The accommodation spaces on the main deck include two two-person and two officers’ cabins all with en-suite toilet/shower facilities, a laundry room, and a trim room. In order to create the best possible design for ensuring low noise levels, the accommodation is located as far away from the propeller as possible. In addition, a number of constructive steps have been made in order to generate low noise levels.
The shelter deck features the generator room, a roll damping tank, the RSW control room, and a centre deck house. Also on this deck are five single-person cabins with en suite toilets, a hospital, a coffee bar, a trawl workshop, and a changing room.
Comprehensive suite of deck equipment fore and aft
The two boat decks house four officer cabins, a welding shop, a stores area, a mess, a day room/lounge, a cinema, a hospital, and a galley with provisions space. These decks also feature the main deck crane, the fish pump and its dedicated crane, a purse net stacker crane, the purse seine and trawl winches, the trawl blocks, the reels, and the MOB boat, which is launched and recovered via a dedicated davit.
The winches, the cranes, and the fish pump are from SeaQuest Systems while Thyboron Trawldoor supplied the 12-metre (39-foot) battery-powered doors fitted with depth sensors and that can be controlled remotely from the wheelhouse. The freezing and catch handling equipment meanwhile includes two Cflow vacuum tanks and two FrioNordica 1,300kW RSW plants.
Efficient propulsion setup
Power for the vessel is provided by a 5,200kW (7,000hp) diesel engine driving a 4,000mm propeller to deliver a speed of just over 16 knots. Manoeuvring is aided by a steering system and a rudder from Kongsberg and three side thrusters from Brunvoll.
During heaving/shooting operations when fishing when the winch system is in use, the gearbox PTO will be clutched in, and electrical power will be supplied from the shaft alternator. When there is demand for full power on the winches, there will normally not be the same demand for power on the main engine. Following the main engine will be the power source for both propulsion and winch systems.

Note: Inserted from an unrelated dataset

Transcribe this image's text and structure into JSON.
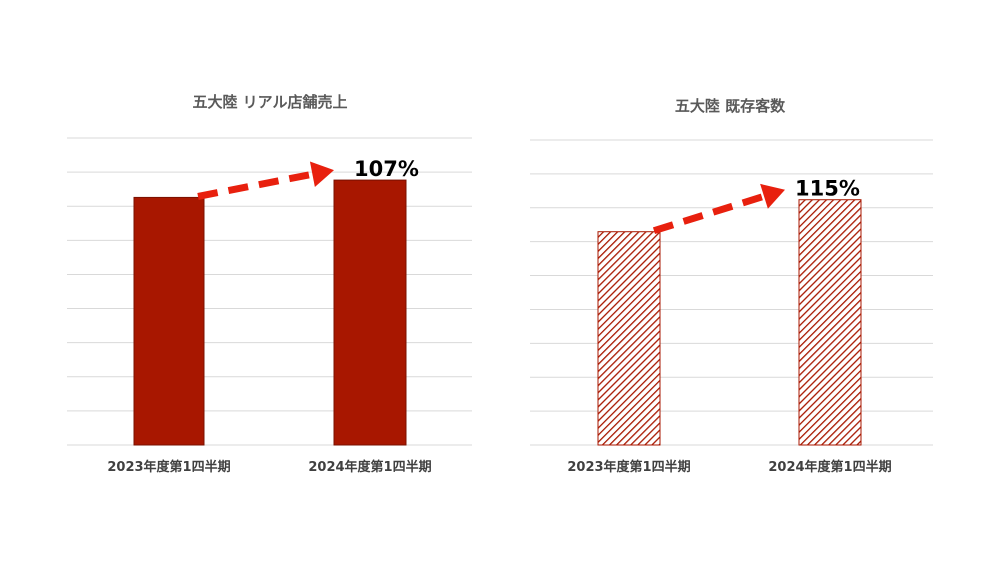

During normal towing, the shaft alternator can be disengaged from the switchboard, and the electrical power will be supplied by either of the two main generators. The generators will be able to connect into the main switchboard, controlled by the vessel’s DEIF power management system.
The propulsion system also has take-me-home capability by means of a clutch between the main engine and the gearbox. This allows the shaft alternator to work as an electric propulsion motor connected to the auxiliary generators.
Hakon also boasts an extensive array of electronics for navigation, communication, and fish finding. Among these are Hatteland displays, Simrad sonars and echosounders, JRC radars, a Furuno voyage data recorder, Sailor VHF radios, Starlink and Intellian satcoms, a Zenitel intercom, and plotters from Olex and MaxSea.
Hakon recently arrived in Reykjavik and has since departed on its first operational sailing.